According to a Monday study, India’s richest 1% hold more than 40% of the nation’s wealth, while the bottom half share just 3%.
Oxfam International released the India supplement of its annual inequality report on the first day of the World Economic Forum Annual Meeting here, saying that taxing India’s ten richest at 5% could raise enough money to send children back to school. “A one-off tax on unrealized gains from 2017–2021 on just one billionaire, Gautam Adani, could have earned Rs 1.79 lakh crore, enough to employ more than five million Indian primary school teachers for a year,” it added.

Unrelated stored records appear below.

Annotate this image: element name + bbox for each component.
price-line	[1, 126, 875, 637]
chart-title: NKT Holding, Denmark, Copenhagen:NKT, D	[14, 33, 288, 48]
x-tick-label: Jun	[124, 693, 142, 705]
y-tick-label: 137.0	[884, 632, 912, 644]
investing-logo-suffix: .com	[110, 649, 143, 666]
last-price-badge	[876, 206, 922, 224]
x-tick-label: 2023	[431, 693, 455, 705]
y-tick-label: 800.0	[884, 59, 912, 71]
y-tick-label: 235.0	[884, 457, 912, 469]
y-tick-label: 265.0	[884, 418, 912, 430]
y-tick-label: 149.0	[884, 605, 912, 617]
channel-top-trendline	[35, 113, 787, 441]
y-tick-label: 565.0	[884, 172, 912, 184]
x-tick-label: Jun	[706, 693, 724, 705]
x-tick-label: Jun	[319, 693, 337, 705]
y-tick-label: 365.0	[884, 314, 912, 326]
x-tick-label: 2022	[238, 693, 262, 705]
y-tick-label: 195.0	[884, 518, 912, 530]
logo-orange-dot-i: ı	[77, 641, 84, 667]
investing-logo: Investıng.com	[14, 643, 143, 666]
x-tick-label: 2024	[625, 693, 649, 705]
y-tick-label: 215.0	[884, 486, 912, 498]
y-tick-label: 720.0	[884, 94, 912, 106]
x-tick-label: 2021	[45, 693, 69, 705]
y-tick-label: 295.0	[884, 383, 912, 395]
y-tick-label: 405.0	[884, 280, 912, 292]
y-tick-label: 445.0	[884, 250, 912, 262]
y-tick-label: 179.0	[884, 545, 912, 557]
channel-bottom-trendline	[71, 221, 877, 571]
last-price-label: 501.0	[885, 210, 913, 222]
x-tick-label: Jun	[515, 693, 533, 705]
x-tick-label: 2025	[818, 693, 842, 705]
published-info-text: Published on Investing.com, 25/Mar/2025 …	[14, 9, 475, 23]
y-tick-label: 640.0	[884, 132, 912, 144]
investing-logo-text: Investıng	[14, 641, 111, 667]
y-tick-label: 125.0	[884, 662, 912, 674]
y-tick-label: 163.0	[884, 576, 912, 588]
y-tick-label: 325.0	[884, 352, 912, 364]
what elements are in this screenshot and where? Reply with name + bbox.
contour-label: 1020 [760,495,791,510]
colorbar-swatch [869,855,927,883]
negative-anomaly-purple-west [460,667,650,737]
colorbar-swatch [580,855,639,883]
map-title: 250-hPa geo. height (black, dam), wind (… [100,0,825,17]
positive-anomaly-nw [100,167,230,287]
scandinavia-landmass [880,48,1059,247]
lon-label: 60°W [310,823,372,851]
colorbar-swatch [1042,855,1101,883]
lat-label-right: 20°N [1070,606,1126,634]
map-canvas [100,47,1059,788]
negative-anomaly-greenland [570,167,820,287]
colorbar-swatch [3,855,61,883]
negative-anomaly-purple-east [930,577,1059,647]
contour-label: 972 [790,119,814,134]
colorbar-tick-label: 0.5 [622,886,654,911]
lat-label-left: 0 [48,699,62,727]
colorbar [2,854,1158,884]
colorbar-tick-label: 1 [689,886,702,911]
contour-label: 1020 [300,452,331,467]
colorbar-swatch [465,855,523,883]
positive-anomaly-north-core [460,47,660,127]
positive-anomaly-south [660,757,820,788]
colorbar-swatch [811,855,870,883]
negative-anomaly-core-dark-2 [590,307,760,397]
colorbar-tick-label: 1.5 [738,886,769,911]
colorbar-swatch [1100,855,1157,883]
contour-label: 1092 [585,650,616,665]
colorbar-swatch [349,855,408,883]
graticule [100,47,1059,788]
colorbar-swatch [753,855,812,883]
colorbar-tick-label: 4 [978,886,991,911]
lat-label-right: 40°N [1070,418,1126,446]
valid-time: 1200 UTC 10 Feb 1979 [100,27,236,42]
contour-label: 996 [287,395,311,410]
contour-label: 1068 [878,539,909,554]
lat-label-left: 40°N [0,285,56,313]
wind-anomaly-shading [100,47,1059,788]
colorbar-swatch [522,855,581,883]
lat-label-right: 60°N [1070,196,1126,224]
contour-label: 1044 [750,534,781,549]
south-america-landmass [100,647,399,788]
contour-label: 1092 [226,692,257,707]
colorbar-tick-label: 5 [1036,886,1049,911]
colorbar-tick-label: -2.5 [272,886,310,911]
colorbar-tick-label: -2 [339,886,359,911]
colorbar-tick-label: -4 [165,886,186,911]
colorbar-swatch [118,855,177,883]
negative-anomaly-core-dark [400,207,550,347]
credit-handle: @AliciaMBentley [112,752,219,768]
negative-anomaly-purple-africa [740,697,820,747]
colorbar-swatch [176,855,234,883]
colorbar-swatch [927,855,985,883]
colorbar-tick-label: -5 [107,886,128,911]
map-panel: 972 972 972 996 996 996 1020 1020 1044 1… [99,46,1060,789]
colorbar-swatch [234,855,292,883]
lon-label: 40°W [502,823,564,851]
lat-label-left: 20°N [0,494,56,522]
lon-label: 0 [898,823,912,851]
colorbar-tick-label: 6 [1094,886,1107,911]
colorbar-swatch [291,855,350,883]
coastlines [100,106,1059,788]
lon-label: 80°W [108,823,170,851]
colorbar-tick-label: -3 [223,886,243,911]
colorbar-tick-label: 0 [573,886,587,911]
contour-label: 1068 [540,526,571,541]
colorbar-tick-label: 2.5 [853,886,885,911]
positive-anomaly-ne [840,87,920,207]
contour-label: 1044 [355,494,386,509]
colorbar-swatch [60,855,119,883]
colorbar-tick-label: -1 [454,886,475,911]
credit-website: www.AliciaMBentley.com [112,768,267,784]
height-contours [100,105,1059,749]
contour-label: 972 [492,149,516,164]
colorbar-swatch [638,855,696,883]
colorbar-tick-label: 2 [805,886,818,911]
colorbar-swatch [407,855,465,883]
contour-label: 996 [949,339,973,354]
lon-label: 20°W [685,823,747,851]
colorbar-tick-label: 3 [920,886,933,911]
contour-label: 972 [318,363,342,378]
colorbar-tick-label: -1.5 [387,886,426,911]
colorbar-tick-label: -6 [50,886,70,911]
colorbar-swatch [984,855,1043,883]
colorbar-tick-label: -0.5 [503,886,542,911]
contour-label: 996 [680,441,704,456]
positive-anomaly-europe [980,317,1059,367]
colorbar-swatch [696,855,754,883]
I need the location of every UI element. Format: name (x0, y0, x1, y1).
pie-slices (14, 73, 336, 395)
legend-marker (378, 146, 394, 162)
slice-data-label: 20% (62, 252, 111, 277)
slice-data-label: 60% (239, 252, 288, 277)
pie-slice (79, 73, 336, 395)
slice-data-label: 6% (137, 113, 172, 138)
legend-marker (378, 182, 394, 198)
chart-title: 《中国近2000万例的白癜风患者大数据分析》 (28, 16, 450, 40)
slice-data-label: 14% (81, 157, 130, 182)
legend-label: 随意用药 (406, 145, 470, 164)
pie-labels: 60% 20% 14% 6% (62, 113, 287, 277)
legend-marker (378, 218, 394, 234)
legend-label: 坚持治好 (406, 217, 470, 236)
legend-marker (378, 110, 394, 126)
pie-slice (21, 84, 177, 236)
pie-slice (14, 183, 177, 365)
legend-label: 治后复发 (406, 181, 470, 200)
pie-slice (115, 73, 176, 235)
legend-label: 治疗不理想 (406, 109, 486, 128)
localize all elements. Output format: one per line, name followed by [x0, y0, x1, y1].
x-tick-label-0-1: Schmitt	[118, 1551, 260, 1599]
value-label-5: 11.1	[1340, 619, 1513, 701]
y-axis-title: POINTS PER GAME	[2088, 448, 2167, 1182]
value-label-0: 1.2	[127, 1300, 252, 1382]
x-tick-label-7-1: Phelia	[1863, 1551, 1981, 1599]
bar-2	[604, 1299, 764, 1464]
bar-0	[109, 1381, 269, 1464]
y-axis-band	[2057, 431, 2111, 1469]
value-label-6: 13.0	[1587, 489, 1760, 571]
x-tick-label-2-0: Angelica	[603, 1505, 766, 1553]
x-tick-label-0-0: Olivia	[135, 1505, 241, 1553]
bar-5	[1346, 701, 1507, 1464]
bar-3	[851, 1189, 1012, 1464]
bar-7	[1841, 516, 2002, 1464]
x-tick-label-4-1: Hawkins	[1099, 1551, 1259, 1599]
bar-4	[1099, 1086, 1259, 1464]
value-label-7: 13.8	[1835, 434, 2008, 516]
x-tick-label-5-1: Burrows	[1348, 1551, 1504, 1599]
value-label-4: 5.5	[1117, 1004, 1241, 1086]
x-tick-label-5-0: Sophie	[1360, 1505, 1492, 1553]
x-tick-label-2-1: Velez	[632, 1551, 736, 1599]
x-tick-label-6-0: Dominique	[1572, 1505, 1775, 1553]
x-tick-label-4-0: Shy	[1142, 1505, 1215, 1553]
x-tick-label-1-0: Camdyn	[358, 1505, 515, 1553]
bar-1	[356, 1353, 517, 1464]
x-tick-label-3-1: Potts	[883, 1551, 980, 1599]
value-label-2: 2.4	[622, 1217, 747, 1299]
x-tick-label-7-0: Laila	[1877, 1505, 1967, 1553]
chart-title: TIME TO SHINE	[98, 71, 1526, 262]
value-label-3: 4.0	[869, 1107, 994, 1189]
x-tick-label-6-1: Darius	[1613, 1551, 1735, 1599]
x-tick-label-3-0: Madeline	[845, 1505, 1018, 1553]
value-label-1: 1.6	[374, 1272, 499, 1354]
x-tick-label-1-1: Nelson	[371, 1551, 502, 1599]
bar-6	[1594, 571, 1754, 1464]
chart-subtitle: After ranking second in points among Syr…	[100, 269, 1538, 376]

“Survival of the Richest” reported that if India’s billionaires were taxed once at 2 percent on their entire fortune, it would support the nourishment of malnourished people for three years at Rs 40,423 crore. “A one-time tax of 5% on the 10 richest billionaires in the country (Rs 1.37 lakh crore) is more than 1.5 times the amounts predicted by the Health and Family Welfare Ministry (Rs 86,200 crore) and the Ministry of Ayush (Rs 3,050 crore) for 2022-23,” it added.
According to the research, women earned 63 paise for every rupee men earned.
Scheduled Castes and rural employees earned 55% of what advantaged social groups earned and 50% of urban incomes between 2018 and 2019. “Taxing the top 100 Indian billionaires at 2.5 percent or the top 10 at 5 percent would practically cover the total sum required to bring the youngsters back into school,” it continued.
Oxfam said the report examines inequality in India using qualitative and quantitative data.
Forbes and Credit Suisse were utilised to examine wealth inequality and billionaire wealth, while NSS, Union budget records, parliamentary inquiries, and other official sources supported the report’s claims.
Oxfam reported that India’s billionaires have gained 121 percent, or Rs 3,608 crore every day, since the pandemic began. In 2021-22, 64% of the Rs 14.83 lakh crore in Goods and Services Tax (GST) came from the poorest 50%, while only 3% came from the top 10%.
Oxfam reported 166 Indian billionaires in 2022, up from 102 in 2020.
It claimed that India’s 100 richest had USD 660 billion (Rs 54.12 lakh crore), enough to cover the Union Budget for over 18 months. Oxfam India CEO Amitabh Behar said, “The country’s marginalised – Dalits, Adivasis, Muslims, Women and informal sector workers are continuing to suffer under a system which supports the survival of the affluent.
“The poor pay more taxes and spend more on necessities than the wealthier. Tax the wealthiest and make them pay their fair share.” Behar advised the Union finance minister to pursue progressive tax policies including wealth and inheritance taxes, which have historically reduced inequality.
Citing a statewide study by Fight Inequality Alliance India (FIA India) in 2021, Oxfam stated it found that more than 80 per cent of people in India support tax on the wealthiest and corporations who achieved record profits during the Covid-19 pandemic.
“More than 90 per cent participants demanded budget measures to address inequality such as full social security, right to health and growth of budget to prevent gender-based violence,” it added.
“It’s time we dismantle the comforting illusion that tax cuts for the affluent result in their income magically ‘trickling down’ to everyone else. Taxing the super-rich is the strategic precondition to lowering inequality and resuscitating democracy. “We need to do this for innovation. For stronger public services and for happier and healthier societies,” stated Gabriela Bucher, Executive Director of Oxfam International.
Oxfam India requested the Union finance minister to adopt one-off solidarity wealth taxes and windfall taxes to end crisis profiteering. It also advocated a permanent increase in taxes on the richest 1 per cent and specifically hike taxes on capital gains, which are subject to lower tax rates than other sources of income.
Oxfam also recommended for inheritance, property, and land taxes, as well as net wealth taxes, while raising the budgetary allocation of the health sector to 2.5 per cent of GDP by 2025, as anticipated in the National Health Policy. Oxfam said it also wants public health services to be strengthened and financial allocation for education to be enhanced to the global standard of 6 per cent of GDP.
“Ensure workers in official and informal sector are given basic minimum salaries. The minimum salaries should be at level with living wages which is vital for living a life with dignity,” it stated.